Pois bem: Booker T. Jones e Todd Rundgren não tiveram o prazer de pertencer a essa aristogracia de compositores, arranjadores, maestros e produtores pop como Burt Bacharach, Jimmy Webb e Quincy Jones. Mas conseguiram – Booker na soul music e Todd no pop e no rock experimental – imprimir suas personalidades musicais em praticamente todos os projetos em que se envolveram aos longo dos últimos 45, 50 anos. Seja como artistas solo ou como arranjadores e produtores.


Booker T Jones nasceu num ghetto em Memphis, Tennessee, em 1943. Pianista e organista de talento natural, conseguiu a duras penas estudar música na Universidade de Indiana. Mas não aguentou ficar muito tempo por lá, pois era arrimo de família. Bem no início dos anos 1960, voltou para Memphis e aceitou um emprego nos pequenos Estúdios Stax como arranjador e músico. Rapidamente ganhou reconhecimento internacional à frente da banda da casa Booker T & The MG´s com singles instrumentais como “Green Onions” e "Soul Limbo".

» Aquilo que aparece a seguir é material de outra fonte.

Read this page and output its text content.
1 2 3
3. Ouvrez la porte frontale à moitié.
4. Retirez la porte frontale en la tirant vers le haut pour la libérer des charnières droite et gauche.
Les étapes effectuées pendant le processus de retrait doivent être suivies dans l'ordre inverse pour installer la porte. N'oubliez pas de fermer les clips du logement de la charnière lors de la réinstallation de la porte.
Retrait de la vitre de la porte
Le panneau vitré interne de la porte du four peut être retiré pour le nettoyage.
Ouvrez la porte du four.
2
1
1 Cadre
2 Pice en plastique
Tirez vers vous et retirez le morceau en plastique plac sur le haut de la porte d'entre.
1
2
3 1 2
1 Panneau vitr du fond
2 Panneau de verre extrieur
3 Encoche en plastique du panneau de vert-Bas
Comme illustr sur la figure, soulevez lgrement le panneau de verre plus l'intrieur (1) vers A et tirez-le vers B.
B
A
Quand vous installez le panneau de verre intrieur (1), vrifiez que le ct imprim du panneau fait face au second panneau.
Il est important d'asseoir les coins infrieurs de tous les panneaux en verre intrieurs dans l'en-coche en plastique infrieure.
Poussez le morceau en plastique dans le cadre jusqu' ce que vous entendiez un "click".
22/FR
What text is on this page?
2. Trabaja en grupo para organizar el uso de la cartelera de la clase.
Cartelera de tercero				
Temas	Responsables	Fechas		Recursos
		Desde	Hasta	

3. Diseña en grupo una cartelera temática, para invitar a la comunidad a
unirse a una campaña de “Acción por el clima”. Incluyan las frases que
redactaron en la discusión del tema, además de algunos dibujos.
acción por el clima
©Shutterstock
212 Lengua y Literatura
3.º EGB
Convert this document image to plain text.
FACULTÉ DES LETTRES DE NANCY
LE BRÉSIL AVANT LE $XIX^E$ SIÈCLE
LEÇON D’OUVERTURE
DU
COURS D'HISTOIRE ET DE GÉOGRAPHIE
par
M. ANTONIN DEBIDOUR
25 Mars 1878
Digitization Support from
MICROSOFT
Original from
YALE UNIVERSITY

O sucesso estrondoso do Booker T & The MG´s foi emblemático naqueles tempos de luta pelos direitos civis. Composta por dois negros – Booker T no órgão e Al Jackson na bateria – e dois brancos – Steve Cropper na guitarra e Donald “Duck” Dunn no baixo –, o Booker T & The MG´s não só reinventou a música instrumental dançante do sul dos Estados Unidos como também forneceu a moldura musical para a recém-nascida soul music de Memphis, nos discos seminais de Wilson Pickett, Otis Redding, Carla Thomas e vários outros. Era difícil acreditar que toda aquela genialidade musical do time de músicos da Stax brotasse a toque de caixa e em horário comercial, mas era a pura verdade.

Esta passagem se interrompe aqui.